I have mentioned the work by Emma Broadbent a few times in this blog. She is conducting a series of cases for the Evidence based Policy in Development Network that explore the contribution of research based evidence to the development of political debates in Africa. Zambia Analysis has published a synthesis of the case she wrote for the GMO debate in Zambia. (Zambia Analysis, by the way, is an interesting initiative. It is an effort to improve the policy debate in Zambia and a perfect opportunity create a new demand for think tanks’ research -I hope donors are paying attention.)

The watershed moment for Zambia’s position on GMOs came in 2002 when, faced with food shortages and widespread starvation, the government chose to reject 35,000 tonnes of food aid from the US because it included GMO maize.

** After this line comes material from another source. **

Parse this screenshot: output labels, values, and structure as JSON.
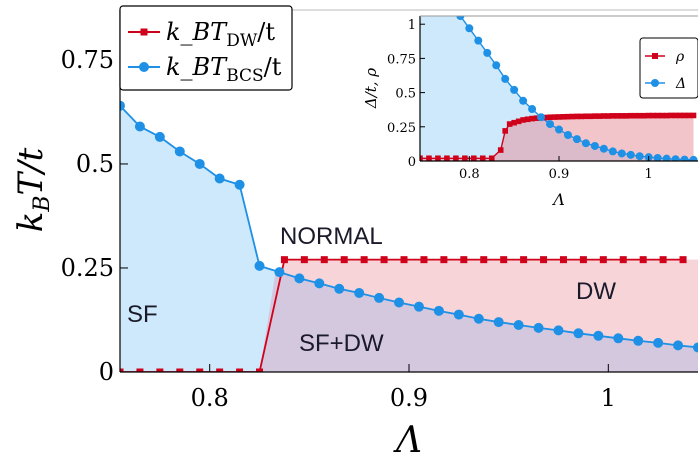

The move was starkly criticised by the WFP, FAO and USAID on stark grounds that it endangered the lives of starving people and was based on a lack of evidence.

But was it? In fact, the account of the GMO debate in Zambia shows that evidence was used by both sides (for and against).

The ban was not made without advice and deliberation. The decision to go beyond banning the aid shipment and ban all GMO imports came after intense debate and serious attempts to weigh up existing knowledge. After a number of research institutes advised the government against accepting GM maize, a team of Zambian scientists and civil society representatives was sent on a US-funded international study tour and concluded that GMOs could be a health hazard.